Structure and dynamics of the DNA-binding protein HU of B. stearothermophilus investigated by Raman and ultraviolet-resonance Raman spectroscopy.

Abstract

The histone-like protein HU of Bacillus stearothermophilus (HUBst) is a 90-residue homodimer that binds nonspecifically to B DNA. Although the structure of the HUBst:DNA complex is not known, the proposed DNA-binding surface consists of extended arms that project from an alpha-helical platform. Here, we report Raman and ultraviolet-resonance Raman (UVRR) spectra diagnostic of subunit secondary structures and indicative of key side-chains lining the proposed DNA-binding surface. Raman conformation markers show that the DNA-binding arms of the dimer contain beta-stranded structure in excess (eight +/- two residues per subunit) of that reported previously. Important among side-chain markers are Met (701 cm(-1)), Ala (908 cm(-1)), Arg (1082 cm(-1)), and Pro (1457 cm(-1)). The Ala marker undergoes a substantial shift (908 --> 893 cm(-1)) on deuteration of alanyl peptide sites, indicating a coupled side-chain/main-chain mode of diagnostic value in the identification of exchange-protected alanines.
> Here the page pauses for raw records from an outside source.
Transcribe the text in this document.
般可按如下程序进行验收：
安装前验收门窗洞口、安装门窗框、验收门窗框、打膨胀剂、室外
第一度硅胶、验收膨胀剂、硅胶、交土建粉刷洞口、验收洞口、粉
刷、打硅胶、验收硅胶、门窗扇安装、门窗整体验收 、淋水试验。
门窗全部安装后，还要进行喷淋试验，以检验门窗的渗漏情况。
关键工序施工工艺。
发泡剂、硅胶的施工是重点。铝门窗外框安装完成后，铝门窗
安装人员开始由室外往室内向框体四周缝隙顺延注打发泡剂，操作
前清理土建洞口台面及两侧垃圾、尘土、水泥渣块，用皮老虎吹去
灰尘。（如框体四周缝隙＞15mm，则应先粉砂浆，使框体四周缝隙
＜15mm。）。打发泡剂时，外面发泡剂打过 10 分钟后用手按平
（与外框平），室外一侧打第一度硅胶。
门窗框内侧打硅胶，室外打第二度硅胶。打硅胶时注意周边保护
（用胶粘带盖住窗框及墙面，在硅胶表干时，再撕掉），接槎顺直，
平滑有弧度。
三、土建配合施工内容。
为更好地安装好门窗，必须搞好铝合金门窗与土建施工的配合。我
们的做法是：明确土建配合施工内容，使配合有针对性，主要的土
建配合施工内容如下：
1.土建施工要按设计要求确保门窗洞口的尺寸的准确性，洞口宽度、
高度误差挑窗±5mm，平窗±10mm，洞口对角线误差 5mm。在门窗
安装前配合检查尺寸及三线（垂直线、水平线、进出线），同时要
A large subset of alanines (67%) in the alpha-helical core exhibits robust resistance to exchange. A quantitative study of NH --> ND exchange exploiting newly identified amide II' markers of helical (1440 cm(-1)) and nonhelical (1472 cm(-1)) conformations of HUBst indicates unexpected flexibility at the dimer interface, which is manifested in rapid exchange of 80% of peptide sites. The results establish a basis for subsequent Raman and UVRR investigations of HUBst:DNA complexes and provide a framework for applications to other DNA-binding architectural proteins.